I think the Leaf charger is around $2k. As for Leaf availability it's going to be pretty limited from what I understand for the first year. They've already stopped taking reservations at 20K or so. I agree that conversions of similar cost and range make a lot less sense at this point unless you want to do a specific vehicle or just like the challenge.


----------



## PatricioIN (Jun 13, 2008)

Well, realistically, once you add sales tax, charging station, any options.... you're probably looking at 30k easily with the Leaf. Not to mention the added cost of insurance and annual registration for a new vehicle. An EV gets registered (in Indiana anyway) as the donor car. Maybe if I work really hard to keep my costs down as close to 20k as possible, it still makes sense to do a conversion. Plus, I'd have a car I like the looks of and the satisfaction of doing it myself. That's worth a lot of dollars too.


----------



## vpoppv (Jul 27, 2009)

gottdi said:


> They are rolling them out everywhere from what I know.

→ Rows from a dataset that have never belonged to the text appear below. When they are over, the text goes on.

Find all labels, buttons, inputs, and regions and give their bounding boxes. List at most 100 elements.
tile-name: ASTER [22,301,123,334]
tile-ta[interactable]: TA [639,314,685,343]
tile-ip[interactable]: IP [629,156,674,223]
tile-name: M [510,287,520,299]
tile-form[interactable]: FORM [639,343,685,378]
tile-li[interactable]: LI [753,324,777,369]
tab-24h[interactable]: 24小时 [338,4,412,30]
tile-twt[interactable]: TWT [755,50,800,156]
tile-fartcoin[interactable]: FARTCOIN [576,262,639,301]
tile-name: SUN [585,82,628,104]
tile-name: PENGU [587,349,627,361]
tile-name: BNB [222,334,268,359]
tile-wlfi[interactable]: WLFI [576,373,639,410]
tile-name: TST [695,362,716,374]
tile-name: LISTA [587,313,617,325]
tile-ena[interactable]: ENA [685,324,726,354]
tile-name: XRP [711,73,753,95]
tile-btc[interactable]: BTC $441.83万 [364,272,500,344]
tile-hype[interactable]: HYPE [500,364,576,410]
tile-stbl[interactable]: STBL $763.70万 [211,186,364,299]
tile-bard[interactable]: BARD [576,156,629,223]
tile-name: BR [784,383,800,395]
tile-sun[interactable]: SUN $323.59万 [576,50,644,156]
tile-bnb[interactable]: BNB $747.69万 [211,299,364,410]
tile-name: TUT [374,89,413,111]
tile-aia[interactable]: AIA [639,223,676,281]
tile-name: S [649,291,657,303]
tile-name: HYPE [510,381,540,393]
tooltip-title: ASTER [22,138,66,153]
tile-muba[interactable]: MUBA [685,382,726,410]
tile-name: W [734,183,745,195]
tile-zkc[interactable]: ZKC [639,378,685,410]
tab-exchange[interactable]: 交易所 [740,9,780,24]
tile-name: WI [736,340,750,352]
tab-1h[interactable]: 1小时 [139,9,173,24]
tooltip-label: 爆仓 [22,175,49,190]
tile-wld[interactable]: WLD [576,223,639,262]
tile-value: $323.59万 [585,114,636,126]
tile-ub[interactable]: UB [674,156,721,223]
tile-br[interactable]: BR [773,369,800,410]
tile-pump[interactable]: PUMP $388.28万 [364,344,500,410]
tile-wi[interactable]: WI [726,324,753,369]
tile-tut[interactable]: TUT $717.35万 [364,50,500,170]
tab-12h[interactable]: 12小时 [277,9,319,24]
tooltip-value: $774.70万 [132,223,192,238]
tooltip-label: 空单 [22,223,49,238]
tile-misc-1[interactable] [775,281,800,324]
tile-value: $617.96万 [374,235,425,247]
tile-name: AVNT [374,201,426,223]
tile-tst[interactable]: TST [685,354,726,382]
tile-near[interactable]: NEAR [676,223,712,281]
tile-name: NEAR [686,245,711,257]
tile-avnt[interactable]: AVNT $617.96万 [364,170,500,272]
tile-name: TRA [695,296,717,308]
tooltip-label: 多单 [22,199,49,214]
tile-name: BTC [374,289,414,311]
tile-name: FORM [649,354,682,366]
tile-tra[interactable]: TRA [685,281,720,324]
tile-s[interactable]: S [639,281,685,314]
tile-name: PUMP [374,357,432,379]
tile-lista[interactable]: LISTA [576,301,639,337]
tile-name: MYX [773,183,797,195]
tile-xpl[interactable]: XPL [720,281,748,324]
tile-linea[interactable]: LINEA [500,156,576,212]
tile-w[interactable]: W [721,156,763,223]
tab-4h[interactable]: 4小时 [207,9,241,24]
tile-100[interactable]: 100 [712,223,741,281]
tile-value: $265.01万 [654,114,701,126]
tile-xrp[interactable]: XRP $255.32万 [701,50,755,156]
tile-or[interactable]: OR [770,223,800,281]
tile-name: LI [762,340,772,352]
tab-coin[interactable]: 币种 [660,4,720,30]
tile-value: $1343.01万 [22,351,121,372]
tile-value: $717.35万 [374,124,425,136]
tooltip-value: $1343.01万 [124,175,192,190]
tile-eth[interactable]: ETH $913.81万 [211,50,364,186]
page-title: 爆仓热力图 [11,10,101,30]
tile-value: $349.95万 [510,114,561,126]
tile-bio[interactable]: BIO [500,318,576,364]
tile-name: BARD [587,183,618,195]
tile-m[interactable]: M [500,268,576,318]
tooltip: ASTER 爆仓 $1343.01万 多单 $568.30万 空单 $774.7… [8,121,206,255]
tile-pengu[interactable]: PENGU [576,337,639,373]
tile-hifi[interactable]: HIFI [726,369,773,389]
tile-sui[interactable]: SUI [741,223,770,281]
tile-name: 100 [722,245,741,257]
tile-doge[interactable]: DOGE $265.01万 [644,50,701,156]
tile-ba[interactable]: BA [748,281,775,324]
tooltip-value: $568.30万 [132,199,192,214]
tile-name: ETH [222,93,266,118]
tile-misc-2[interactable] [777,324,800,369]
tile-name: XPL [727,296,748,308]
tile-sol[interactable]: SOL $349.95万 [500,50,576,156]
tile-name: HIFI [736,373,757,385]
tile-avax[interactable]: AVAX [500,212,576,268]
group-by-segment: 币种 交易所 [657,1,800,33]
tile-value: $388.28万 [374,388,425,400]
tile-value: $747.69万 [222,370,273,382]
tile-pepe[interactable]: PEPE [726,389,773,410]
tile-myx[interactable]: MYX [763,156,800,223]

 They told me I had to wait until Spring 2011 in Oklahoma. Not that I can afford it, but one can always dream. I hope that I will at least get to test drive it next year for my $99 reservation fee. Hey, at this point just hearing that you got to test drive it is incredible news. That's already more than I thought the average Joe would get. I'd almost be willing to drive to Texas just to test drive one....


----------



## Guest (Oct 30, 2010)

I guess we will see how the initial roll out will do. I suspect it will be a sell out. As for the game change, it will change the game but won't stop DIY'ers from building. I am going to continue to build my Bus with lithium. Getting it back tomorrow or when the rain stops. Don't want to transport in the rain as it has no windows installed yet. But I bet it will change the quality of what we see coming from the DIY side of things. I hope some better quality comes of this. Electrics are here to stay. 

Pete


----------



## Guest (Oct 31, 2010)

I drove 3 hours to do the test drive. I figured it was acceptable to do that. I think we had a few from Nevada there too. They are doing another one of these at the end of next month in San Francisco. It is going to be a full week worth of test driving. I just did not want to do that. So I opted to go to San Jose instead. Glad I did. 

Pete


----------